Pourtant, l’Eglise Catholique reconnait toujours cette pratique. Loin d’avoir été relégué aux rites traditionnels de l’Eglise médiévale, l’exorcisme est un sacramental canonique. Concrètement, chaque diocèse dans le monde possède un ou des prêtres exorcistes. Ceux-ci sont nommés par l’Evêque et seuls habilités à pratiquer. Si dans les usages, on n’exorcise plus beaucoup de monde, cela arrive encore. On peut alors se demander dans quelle mesure la discipline correspond à l’image que l’on en a fait.
Le Grand Exorcisme
Exorciser signifie conjurer le démon. L’Eglise distingue le Petit et le Grand Exorcisme. « Le petit exorcisme est présent notamment dans les bénédictions ou le baptême », explique Benoit Bourgine, professeur de Théologie à l’UCL. « En demandant au futur baptisé de renoncer à Satan ; ou à Dieu de protéger un objet ou une personne contre l’emprise du Mal ». Le Grand Exorcisme consiste à chasser le démon du corps d’une personne possédée. Contrairement au Petit Exorcisme, seul le prêtre exorciste peut le pratiquer.

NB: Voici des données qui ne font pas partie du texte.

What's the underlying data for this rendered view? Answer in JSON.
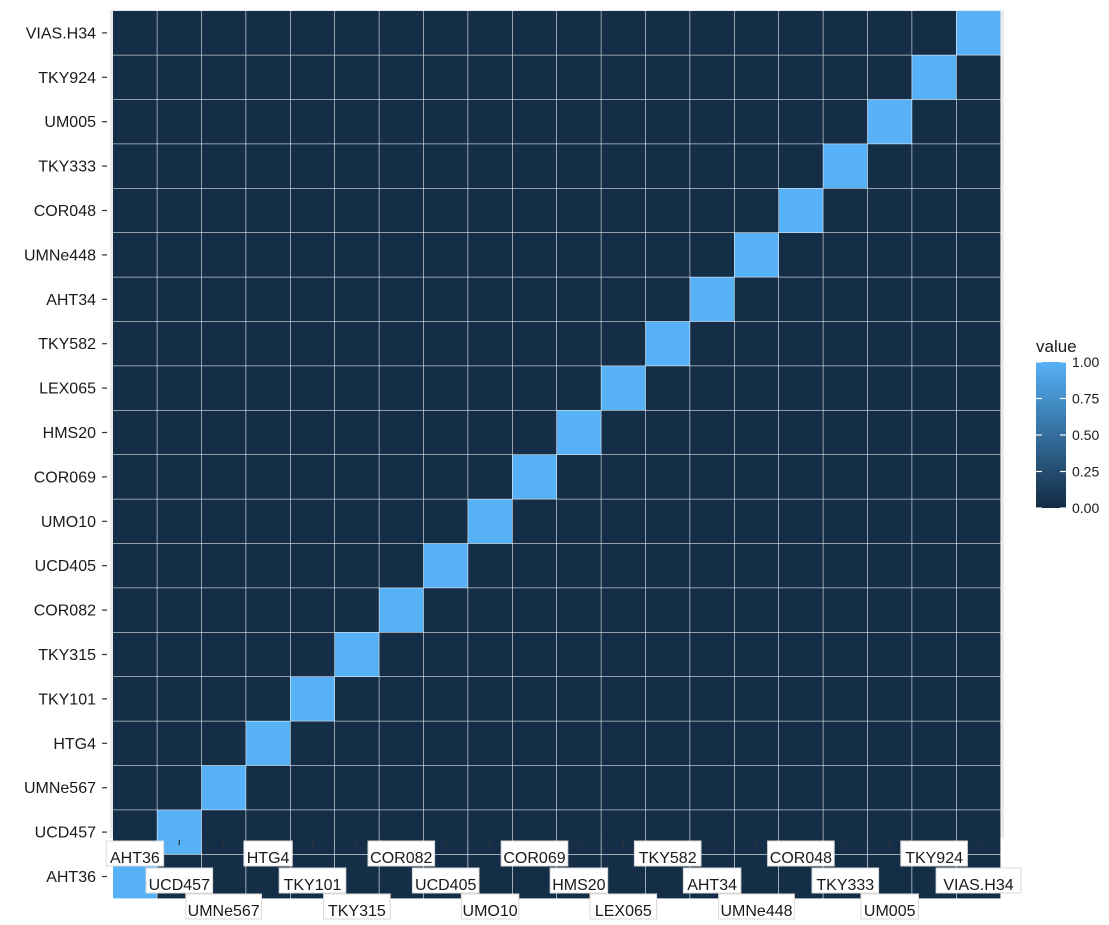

Michel Paternostre est diacre. Il coordonne l’équipe exorciste du vicariat de Bruxelles et est membre de celle du vicariat du Brabant Wallon. « Le grand exorcisme est très rare, bien que les demandes soient nombreuses » nous explique-t-il. Près de quatre personnes par semaine appellent son équipe à l’aide, selon son estimation. Mais depuis ses 10 ans d’exercice, le rituel n’a jamais été pratiqué. « Le Père Verhaegen, que nous avons remplacé, en avait pratiqué deux durant sa carrière. »
Exorcisme et Psychiatrie
Dans la pratique, les exorcistes ont surtout un rôle d’écoute, et prient avec les gens en décrochage ou dans le besoin. Ils n’hésitent pas à renvoyer certaines personnes vers la psychanalyse, si cela semble nécessaire. On sait aujourd’hui que le diable n'est pas à l'origine de tous les troubles psychiques. Et l’Eglise reconnaît que celui qui se dit possédé a plus souvent besoin d’un psychiatre que d’un exorciste. Mais il arrive encore qu’un cas de possession soit officiellement reconnu. Lors du Concile Vatican II de 1965, il y a eu un décret à ce sujet. Le texte dit que « l'exorciste décidera avec prudence de la nécessité d'utiliser le rite d'exorcisme après avoir (...) consulté (...) des experts en matière spirituelle, et, s'il est jugé opportun, des spécialistes en science médicale et psychiatrique, qui ont le sens des réalités spirituelles ».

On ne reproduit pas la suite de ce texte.